Spanish police said they had uncovered a cache of 120 gas canisters at a house believed to be the bomb-making factory of suspects in terror attacks that claimed 14 lives, as Barcelona mourned victims of the rampage.
The suspected jihadists had been preparing bombs for “one or more attacks in Barcelona”, regional police chief Josep Lluis Trapero told reporters, revealing that traces of TATP explosive had also been found.
But the suspects accidentally caused an explosion at the house on the eve of Thursday’s attack in Barcelona — an error that likely forced them to modify their plans.
Instead, they used a vehicle to smash into crowds on Barcelona’s Las Ramblas boulevard as it was thronged with tourists, killing 13 people and injuring about 100.
Several hours later, a similar attack in the seaside town of Cambrils left one woman dead. Police shot and killed the five attackers in Cambrils, some of whom were wearing fake explosive belts and carrying knives.
The Islamic State (IS) group claimed responsibility for the attacks, believed to be its first in Spain.
Police are hunting a Moroccan man suspected of driving the van used in Barcelona, and warn that he could be at large outside Spain.
“We don’t know where he is,” said Trapero of the 22- year-old suspect, Younes Abouyaaqoub.
In the small town of Alcanar, investigators were combing the rubble of a house believed to be the suspects’ bomb factory, and where the gas canisters were uncovered.
A French retiree Martine Groby, who lived next door, told AFP of her regret in notifying police about her neighbours.
She comes only several times a year to her pink-painted villa but noticed that four men “who all speak French” had been in the house next door since April.
“They were very discreet, too discreet. The shutters were closed, there was no music, no children, no women,” she recalled.
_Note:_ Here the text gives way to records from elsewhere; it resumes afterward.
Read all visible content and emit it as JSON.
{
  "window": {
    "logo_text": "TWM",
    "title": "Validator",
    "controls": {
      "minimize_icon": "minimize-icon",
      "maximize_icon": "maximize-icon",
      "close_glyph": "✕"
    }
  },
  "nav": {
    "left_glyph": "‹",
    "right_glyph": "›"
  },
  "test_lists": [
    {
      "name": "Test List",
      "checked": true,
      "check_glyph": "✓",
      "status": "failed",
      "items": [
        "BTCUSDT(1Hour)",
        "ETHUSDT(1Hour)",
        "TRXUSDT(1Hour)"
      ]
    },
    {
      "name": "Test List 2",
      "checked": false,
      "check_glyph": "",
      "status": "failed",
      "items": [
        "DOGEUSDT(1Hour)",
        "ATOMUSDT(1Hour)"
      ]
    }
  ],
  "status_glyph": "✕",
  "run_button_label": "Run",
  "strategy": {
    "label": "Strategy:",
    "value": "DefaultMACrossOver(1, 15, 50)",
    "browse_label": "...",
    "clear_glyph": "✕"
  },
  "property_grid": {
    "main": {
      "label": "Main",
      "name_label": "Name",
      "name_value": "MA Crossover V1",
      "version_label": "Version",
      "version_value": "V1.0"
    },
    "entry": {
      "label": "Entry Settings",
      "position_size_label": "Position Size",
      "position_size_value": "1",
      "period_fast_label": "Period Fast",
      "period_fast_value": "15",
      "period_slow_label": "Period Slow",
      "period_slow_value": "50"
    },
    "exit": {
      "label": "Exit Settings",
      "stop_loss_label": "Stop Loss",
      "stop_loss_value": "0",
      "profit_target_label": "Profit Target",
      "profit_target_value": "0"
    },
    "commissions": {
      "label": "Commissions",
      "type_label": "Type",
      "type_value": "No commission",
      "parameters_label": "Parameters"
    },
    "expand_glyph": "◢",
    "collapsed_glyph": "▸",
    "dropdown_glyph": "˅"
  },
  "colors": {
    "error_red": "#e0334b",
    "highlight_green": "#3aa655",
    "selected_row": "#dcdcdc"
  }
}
“Sometimes they would stay just two days and they would leave. They said hello to me but never looked me in the eye,” added the 61-year-old pensioner.
She said that on Wednesday she was flung to the floor by a violent blast.
“I didn’t know they were terrorists. I thought it was our gas canister that exploded,” she said.
Traces of triacetone triperoxide (TATP) — a homemade explosive that is an IS hallmark — were also found at the house.
Investigators said they believe the terror cell comprised at least 12 men, some of them teenagers.
An imam, Abdelbaki Es Satty, is among the suspects, police confirmed.
He is believed to have radicalised youths in Ripoll, a small town at the foot of the Pyrenees, where several suspects — including Abouyaaqoub — grew up or lived.
Yesterday, police raided the imam’s apartment there.
Investigators are also looking for DNA traces to see if the imam may have been blown up in the explosion in Alcanar.
The imam was reportedly known to police, with Spanish media saying he had spent time in prison.
El Pais and El Mundo quoting anti-terror forces said the imam had met prisoners linked to the Al-Qaeda-inspired bombing of Madrid trains that killed 191 people in March 2004 in what remains the worst terror attack in Europe.
Nordeen El Haji, 45, who four months ago moved into the apartment that Satty occupied, said that “on Tuesday morning, (the imam) left saying that he was going on vacation to Morocco.”
“He spoke little, spent most of the time with his computer in his room, and had an old mobile phone with no internet, and few books,” said Satty’s flatmate.
In the Moroccan town of M’rirt, relatives of Abouyaaqoub accused the imam of radicalising the young man, as well as his brother Houssein.
“Over the last two years, Younes and Houssein began to radicalise under the influence of this imam,” their grandfather told AFP.
Most of the suspects are children of Moroccan immigrants, including Ripoll-born Moussa Oukabir, 17, one of five suspects shot dead in Cambrils. His older brother Driss is among the four arrested.
A cousin said Moussa “loved playing football, having a good time, chatting up girls”.